U.S. Consumers Are Not Enjoying Dining Out Right Now

12 February 2022

Pat Tully - Copywriter

How the labor shortage is negatively affecting the restaurant industry

Over the last two years, diners in restaurants have gotten used to a new normal. But with the current labor shortage pressing on into February, restaurants are experiencing serious ramifications in terms of customer service because of being short-staffed. 

Last week, the U.S. Department of Labor reported that 4.3 million Americans quit their jobs in December – a decline from the record 4.5 million who resigned from their jobs in November. Firings and layoffs actually dropped to record lows, yet the government found 330,000 more job openings in December than there were in November, with a total of 11 million job openings that exceeded the number of people available to fill them. 

It seems the term recently coined by media outlets, “The Great Resignation,” is becoming more and more fitting for this moment in time. We aimed to find out why.

Premise conducted a survey of nearly a thousand U.S.-based Contributors from January 27th to February 4th to learn about their restaurant experiences over the last two years in comparison to their pre-pandemic experiences. Given how the last two-year period has unfolded, there are certainly a good amount of changes to observe, especially with the unfortunate blow COVID dealt to the restaurant industry across the board.

After the survey concluded, it was revealed that 61% of U.S. consumers noted a general decline in service quality at restaurants, meaning more than half of people in the U.S. are seeing the effects of this trend in the workforce.

service quality

A third of respondents, 76%, cited reduced hours of operation at restaurants they frequent. With less business being conducted due to the ongoing labor shortage, the cost can often outweigh the ROI of keeping the store open for a few additional hours.

hours of operation change

60% pointed out fewer menu choices since the start of the pandemic in 2020. For most restaurants, smaller menus allow reduced staffs to more successfully manage incoming orders.

restaurant menu change

Nearly half of respondents said these changes have made them skeptical about dining out. These are by no means slight numbers – there is widespread dissatisfaction with the food service industry that is directly tied to this labor shortage.

eating out perception

Premise CEO Maury Blackman noted that the results of this survey act as a strong indication that “customers are becoming increasingly dissatisfied as a result” of stretched restaurant workforces.
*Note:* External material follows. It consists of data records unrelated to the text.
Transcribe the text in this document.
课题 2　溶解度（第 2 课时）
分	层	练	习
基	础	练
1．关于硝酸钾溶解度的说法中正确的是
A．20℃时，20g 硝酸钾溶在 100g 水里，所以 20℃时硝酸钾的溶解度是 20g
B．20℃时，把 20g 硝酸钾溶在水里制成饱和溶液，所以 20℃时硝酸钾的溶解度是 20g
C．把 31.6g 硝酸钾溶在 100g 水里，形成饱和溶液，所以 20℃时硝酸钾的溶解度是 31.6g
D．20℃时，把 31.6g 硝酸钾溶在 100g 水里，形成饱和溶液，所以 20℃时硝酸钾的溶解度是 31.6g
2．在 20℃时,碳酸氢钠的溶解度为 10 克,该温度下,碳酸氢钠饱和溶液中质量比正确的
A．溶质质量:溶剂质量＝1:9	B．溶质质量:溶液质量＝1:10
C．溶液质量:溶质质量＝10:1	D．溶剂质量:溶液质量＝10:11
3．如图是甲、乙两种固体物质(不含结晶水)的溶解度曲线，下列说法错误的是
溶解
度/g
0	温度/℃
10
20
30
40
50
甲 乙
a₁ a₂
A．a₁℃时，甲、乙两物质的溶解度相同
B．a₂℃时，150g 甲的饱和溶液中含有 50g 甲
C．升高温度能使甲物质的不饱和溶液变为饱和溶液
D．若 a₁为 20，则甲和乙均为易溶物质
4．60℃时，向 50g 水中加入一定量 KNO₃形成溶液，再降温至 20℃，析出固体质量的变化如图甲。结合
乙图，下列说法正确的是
With many of us frequenting these various stores for coffee or lunch on a daily basis, it is a hard issue to ignore, even if you aren’t particularly concerned.

However, there have been some upsides to this visibility into the industry and how easily it can be affected by larger factors. 51% of consumers said these experiences have changed their opinions about the minimum wage of restaurant workers and 64% said restaurant workers are under-compensated.

minimum wage change
restaurant employee pay

Though people are most displeased with the service they are being provided upon dining at these restaurants, it seems, for the most part, they understand that a root cause of this shortage is how workers are compensated and incentivized to perform at their highest level. With the majority of consumers feeling unhappy with the status quo, and the massive discrepancy in sentiment towards minimum wage, it appears that the restaurant and food service industries might be forced into a position down the line where they have to make these roles more appealing for prospective employees by paying them more, as well as increasing the benefits offered to them.

This way, everybody wins – if workers are offered better compensation, they’ll be more inclined to keep and even excel at their job. And when employees are happy, while it’s not guaranteed, it’s far less likely that you’ll experience bad service when going out for a meal with friends or family.